Po zmianach w serwisach informacyjnych TVP nadszedł czas na zmiany w programach rozrywkowych tej stacji. Te dotknęły już m.in. "Pytanie na śniadanie", z którego zwolniono wszystkich dotychczasowych prowadzących.
Kurz jeszcze nie opadł, a tu nadeszły kolejne niepokojące wieści. Tym razem chodzi o "The Voice of Poland". Jak doniosła Plotkowi osoba z TVP, obecni jurorzy nie mogą spać spokojnie. Mowa o Tomsonie, Baronie, Justynie Steczkowskiej, Marku Piekarczyku i Lanberry.
Zmiany w "The Voice of Poland"
Dowiadujemy się, że "Rinke Rooneys otrzymał już jasne wytyczne" z Woronicza co do przyszłości tego lubianego programu.
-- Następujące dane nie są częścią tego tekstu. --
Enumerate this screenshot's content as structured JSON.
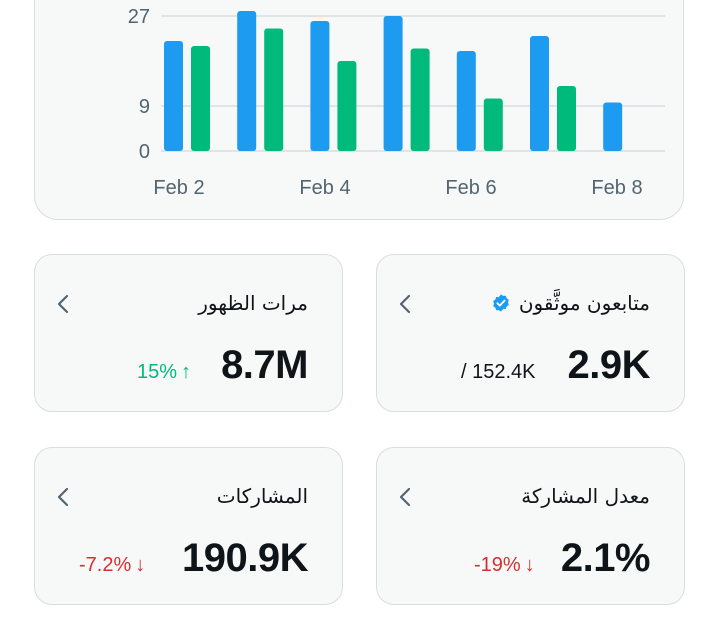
{
  "chart_data": {
    "type": "bar",
    "x_tick_labels": [
      "Feb 2",
      "Feb 4",
      "Feb 6",
      "Feb 8"
    ],
    "y_tick_labels": [
      "27",
      "9",
      "0"
    ],
    "y_ticks": [
      27,
      9,
      0
    ],
    "ylim": [
      0,
      28
    ],
    "series": [
      {
        "color": "#1d9bf0",
        "values": [
          22,
          28,
          26,
          27,
          20,
          23,
          9.7
        ]
      },
      {
        "color": "#00ba7c",
        "values": [
          21,
          24.5,
          18,
          20.5,
          10.5,
          13,
          null
        ]
      }
    ],
    "grid": true
  },
  "cards": {
    "verified_followers": {
      "title": "متابعون موثَّقون",
      "value": "2.9K",
      "sub": "/ 152.4K"
    },
    "impressions": {
      "title": "مرات الظهور",
      "value": "8.7M",
      "change": "15%",
      "arrow": "↑"
    },
    "engagement_rate": {
      "title": "معدل المشاركة",
      "value": "2.1%",
      "change": "-19%",
      "arrow": "↓"
    },
    "engagements": {
      "title": "المشاركات",
      "value": "190.9K",
      "change": "-7.2%",
      "arrow": "↓"
    }
  },
  "colors": {
    "accent_blue": "#1d9bf0",
    "accent_green": "#00ba7c",
    "negative_red": "#d32f2f"
  },
  "icons": {
    "chevron": "chevron-left-icon",
    "verified": "verified-badge-icon"
  }
}
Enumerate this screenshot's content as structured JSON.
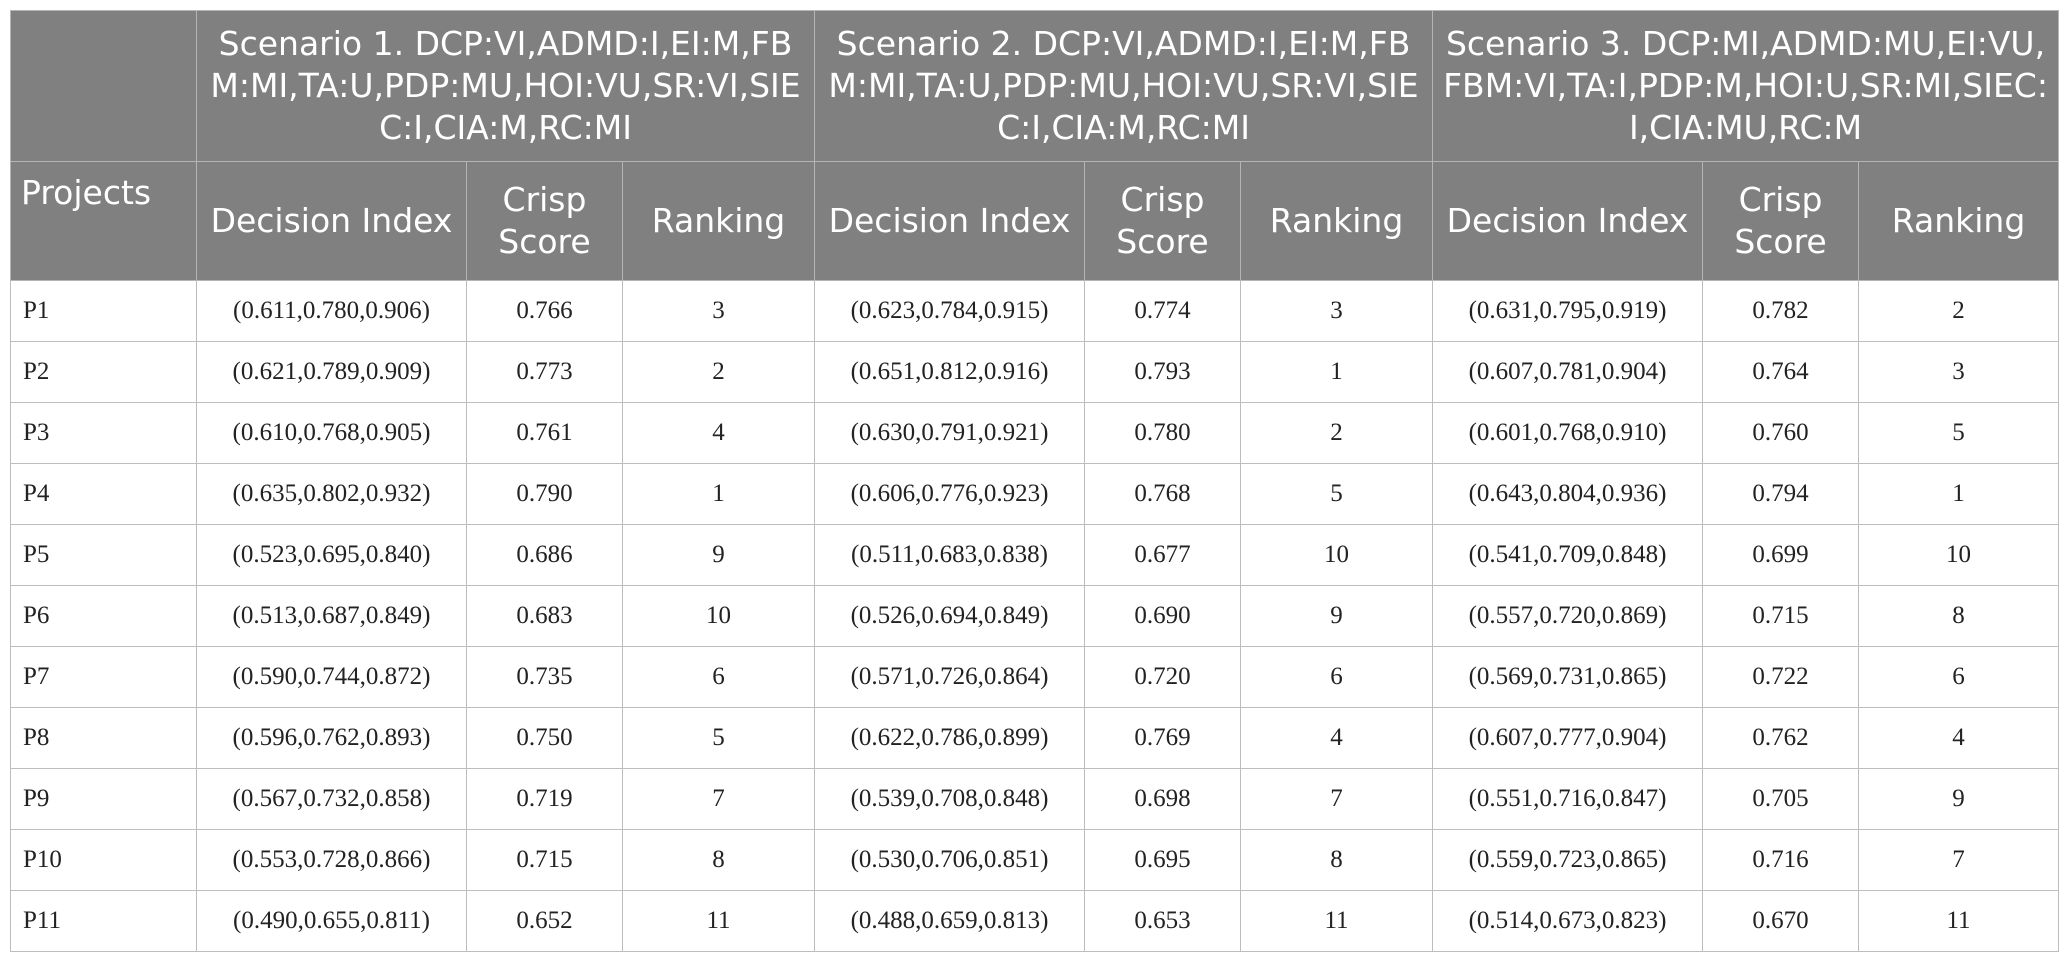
{
  "table": {
    "projects_header": "Projects",
    "scenarios": [
      {
        "title": "Scenario 1. DCP:VI,ADMD:I,EI:M,FBM:MI,TA:U,PDP:MU,HOI:VU,SR:VI,SIEC:I,CIA:M,RC:MI"
      },
      {
        "title": "Scenario 2. DCP:VI,ADMD:I,EI:M,FBM:MI,TA:U,PDP:MU,HOI:VU,SR:VI,SIEC:I,CIA:M,RC:MI"
      },
      {
        "title": "Scenario 3. DCP:MI,ADMD:MU,EI:VU,FBM:VI,TA:I,PDP:M,HOI:U,SR:MI,SIEC:I,CIA:MU,RC:M"
      }
    ],
    "sub_headers": {
      "decision_index": "Decision Index",
      "crisp_score": "Crisp Score",
      "ranking": "Ranking"
    },
    "rows": [
      {
        "project": "P1",
        "s": [
          {
            "di": "(0.611,0.780,0.906)",
            "cs": "0.766",
            "rk": "3"
          },
          {
            "di": "(0.623,0.784,0.915)",
            "cs": "0.774",
            "rk": "3"
          },
          {
            "di": "(0.631,0.795,0.919)",
            "cs": "0.782",
            "rk": "2"
          }
        ]
      },
      {
        "project": "P2",
        "s": [
          {
            "di": "(0.621,0.789,0.909)",
            "cs": "0.773",
            "rk": "2"
          },
          {
            "di": "(0.651,0.812,0.916)",
            "cs": "0.793",
            "rk": "1"
          },
          {
            "di": "(0.607,0.781,0.904)",
            "cs": "0.764",
            "rk": "3"
          }
        ]
      },
      {
        "project": "P3",
        "s": [
          {
            "di": "(0.610,0.768,0.905)",
            "cs": "0.761",
            "rk": "4"
          },
          {
            "di": "(0.630,0.791,0.921)",
            "cs": "0.780",
            "rk": "2"
          },
          {
            "di": "(0.601,0.768,0.910)",
            "cs": "0.760",
            "rk": "5"
          }
        ]
      },
      {
        "project": "P4",
        "s": [
          {
            "di": "(0.635,0.802,0.932)",
            "cs": "0.790",
            "rk": "1"
          },
          {
            "di": "(0.606,0.776,0.923)",
            "cs": "0.768",
            "rk": "5"
          },
          {
            "di": "(0.643,0.804,0.936)",
            "cs": "0.794",
            "rk": "1"
          }
        ]
      },
      {
        "project": "P5",
        "s": [
          {
            "di": "(0.523,0.695,0.840)",
            "cs": "0.686",
            "rk": "9"
          },
          {
            "di": "(0.511,0.683,0.838)",
            "cs": "0.677",
            "rk": "10"
          },
          {
            "di": "(0.541,0.709,0.848)",
            "cs": "0.699",
            "rk": "10"
          }
        ]
      },
      {
        "project": "P6",
        "s": [
          {
            "di": "(0.513,0.687,0.849)",
            "cs": "0.683",
            "rk": "10"
          },
          {
            "di": "(0.526,0.694,0.849)",
            "cs": "0.690",
            "rk": "9"
          },
          {
            "di": "(0.557,0.720,0.869)",
            "cs": "0.715",
            "rk": "8"
          }
        ]
      },
      {
        "project": "P7",
        "s": [
          {
            "di": "(0.590,0.744,0.872)",
            "cs": "0.735",
            "rk": "6"
          },
          {
            "di": "(0.571,0.726,0.864)",
            "cs": "0.720",
            "rk": "6"
          },
          {
            "di": "(0.569,0.731,0.865)",
            "cs": "0.722",
            "rk": "6"
          }
        ]
      },
      {
        "project": "P8",
        "s": [
          {
            "di": "(0.596,0.762,0.893)",
            "cs": "0.750",
            "rk": "5"
          },
          {
            "di": "(0.622,0.786,0.899)",
            "cs": "0.769",
            "rk": "4"
          },
          {
            "di": "(0.607,0.777,0.904)",
            "cs": "0.762",
            "rk": "4"
          }
        ]
      },
      {
        "project": "P9",
        "s": [
          {
            "di": "(0.567,0.732,0.858)",
            "cs": "0.719",
            "rk": "7"
          },
          {
            "di": "(0.539,0.708,0.848)",
            "cs": "0.698",
            "rk": "7"
          },
          {
            "di": "(0.551,0.716,0.847)",
            "cs": "0.705",
            "rk": "9"
          }
        ]
      },
      {
        "project": "P10",
        "s": [
          {
            "di": "(0.553,0.728,0.866)",
            "cs": "0.715",
            "rk": "8"
          },
          {
            "di": "(0.530,0.706,0.851)",
            "cs": "0.695",
            "rk": "8"
          },
          {
            "di": "(0.559,0.723,0.865)",
            "cs": "0.716",
            "rk": "7"
          }
        ]
      },
      {
        "project": "P11",
        "s": [
          {
            "di": "(0.490,0.655,0.811)",
            "cs": "0.652",
            "rk": "11"
          },
          {
            "di": "(0.488,0.659,0.813)",
            "cs": "0.653",
            "rk": "11"
          },
          {
            "di": "(0.514,0.673,0.823)",
            "cs": "0.670",
            "rk": "11"
          }
        ]
      }
    ]
  },
  "colors": {
    "header_bg": "#7f807f",
    "header_text": "#ffffff",
    "grid": "#bdbdbd"
  }
}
Mają wylecieć wszystkie osoby, które mocno kojarzą się z "tamtą telewizją".
"Żadna Edyta Górniak, Justyna Steczkowska i gwiazdy tego typu, nie powinny teraz liczyć na angaż. Ludzie mają zobaczyć spektakularne zmiany i nową jakość" - zdradził informator Plotka.
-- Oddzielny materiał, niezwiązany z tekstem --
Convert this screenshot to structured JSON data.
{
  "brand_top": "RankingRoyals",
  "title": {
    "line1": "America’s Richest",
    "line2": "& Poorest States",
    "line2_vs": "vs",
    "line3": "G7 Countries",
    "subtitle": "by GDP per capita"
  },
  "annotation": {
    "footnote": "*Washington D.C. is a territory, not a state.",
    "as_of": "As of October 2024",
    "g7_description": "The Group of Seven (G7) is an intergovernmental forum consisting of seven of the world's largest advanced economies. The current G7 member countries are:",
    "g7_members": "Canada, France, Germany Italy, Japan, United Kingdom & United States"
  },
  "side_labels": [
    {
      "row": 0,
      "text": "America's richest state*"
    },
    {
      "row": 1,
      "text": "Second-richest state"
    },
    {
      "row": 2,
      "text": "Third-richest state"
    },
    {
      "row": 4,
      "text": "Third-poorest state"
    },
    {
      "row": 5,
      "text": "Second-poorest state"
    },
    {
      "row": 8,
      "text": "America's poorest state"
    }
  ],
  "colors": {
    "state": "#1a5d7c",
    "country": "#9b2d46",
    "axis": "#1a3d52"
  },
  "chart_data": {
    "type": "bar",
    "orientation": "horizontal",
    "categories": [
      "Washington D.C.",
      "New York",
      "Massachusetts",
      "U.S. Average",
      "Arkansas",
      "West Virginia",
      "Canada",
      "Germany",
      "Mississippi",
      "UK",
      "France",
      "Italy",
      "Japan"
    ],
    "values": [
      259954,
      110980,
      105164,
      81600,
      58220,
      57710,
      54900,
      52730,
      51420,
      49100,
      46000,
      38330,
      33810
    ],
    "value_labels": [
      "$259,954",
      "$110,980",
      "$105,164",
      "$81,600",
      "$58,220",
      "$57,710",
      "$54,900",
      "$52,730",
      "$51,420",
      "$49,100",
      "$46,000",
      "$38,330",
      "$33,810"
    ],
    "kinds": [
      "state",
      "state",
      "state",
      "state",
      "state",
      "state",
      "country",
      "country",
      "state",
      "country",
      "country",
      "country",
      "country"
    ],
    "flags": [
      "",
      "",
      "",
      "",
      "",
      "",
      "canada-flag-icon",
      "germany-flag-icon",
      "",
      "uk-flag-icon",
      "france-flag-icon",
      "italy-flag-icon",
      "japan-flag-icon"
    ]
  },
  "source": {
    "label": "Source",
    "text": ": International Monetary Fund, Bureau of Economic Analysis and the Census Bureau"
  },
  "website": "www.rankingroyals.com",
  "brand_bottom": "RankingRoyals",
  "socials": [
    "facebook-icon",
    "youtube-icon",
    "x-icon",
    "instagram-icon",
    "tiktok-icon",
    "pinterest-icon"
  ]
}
Kayah ponownie jurorką w "The Voice of Poland"?
Na tym nie koniec sensacyjnych doniesień. Okazuje się, że na liście nazwiska pojawiła się dość niespodziewana osoba. Mowa o Kayah, która była jurorką w pierwszej edycji show. Potem zniknęła, bo nowym szefostwem TVP raczej nie było jej po drodze.
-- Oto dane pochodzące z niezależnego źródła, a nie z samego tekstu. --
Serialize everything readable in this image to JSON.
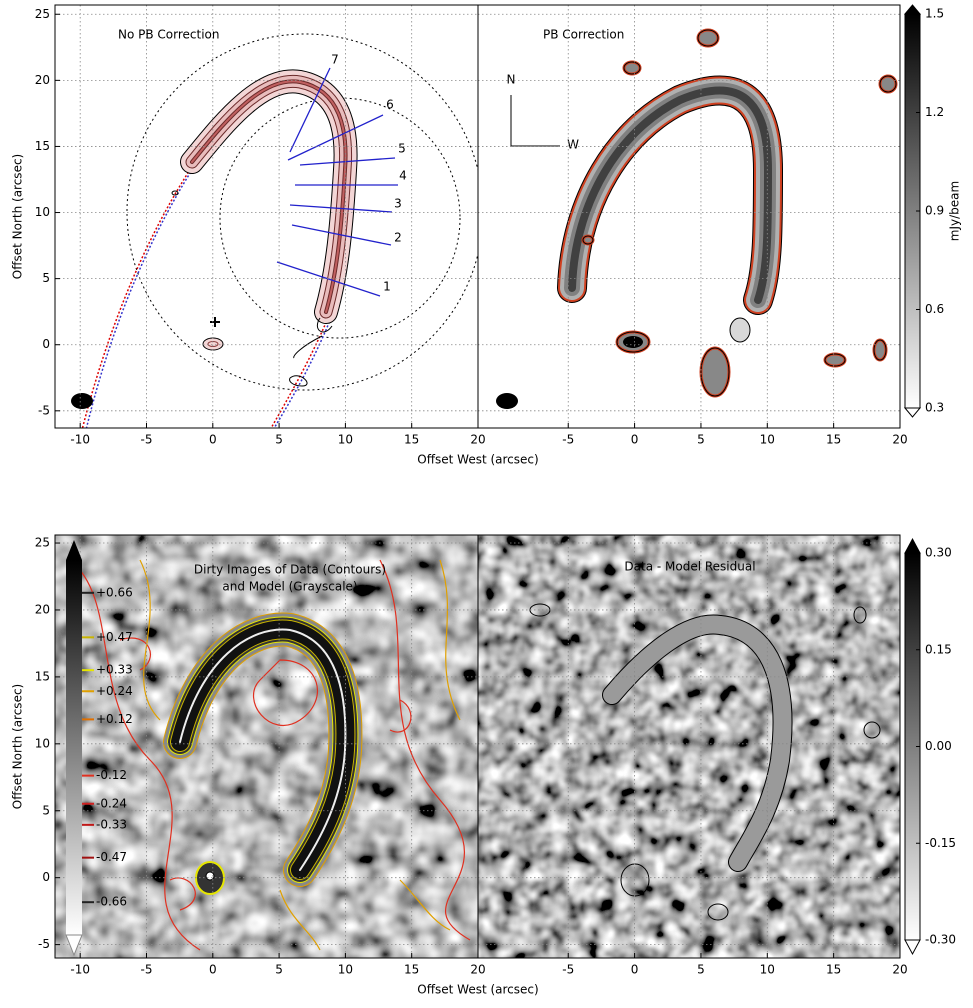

Były mąż wokalistki, z którym ta ma syna, musi więc podjąć radykalną decyzję ws. składu jurorskiego. Okazało się jednak, że producent nie ma ponoć nic przeciwko, a nawet uważa to za świetny pomysł i sygnał, że na Woronicza zachodzą prawdziwe zmiany.
"Rinke uważa, że angaż takiej wokalistki, jak ona, do jego programu pokazałby jasno, że nawet w rozrywce są nowe rządy i wracają osoby jeszcze niedawno niemile widziane" - przekazało źródło portalu.
Na razie lista kolejnych nazwisk nie jest znana. "Fakt" próbował skontaktować się w tej sprawie z Justyną Steczkowską, ale ta nie udzieliła im żadnego komentarza.
Zobacz także:
Kayah wygryzie Steczkowską z Eurowizji. Padło oficjalne potwierdzenie
Wieści o Urbańskiej nadeszły nad ranem. 16 lat starań i nagle oficjalnie potwierdziła
Zapłakana Steczkowska nadała o świcie nagły komunikat z domu. "To się wydarzyło o siódmej rano"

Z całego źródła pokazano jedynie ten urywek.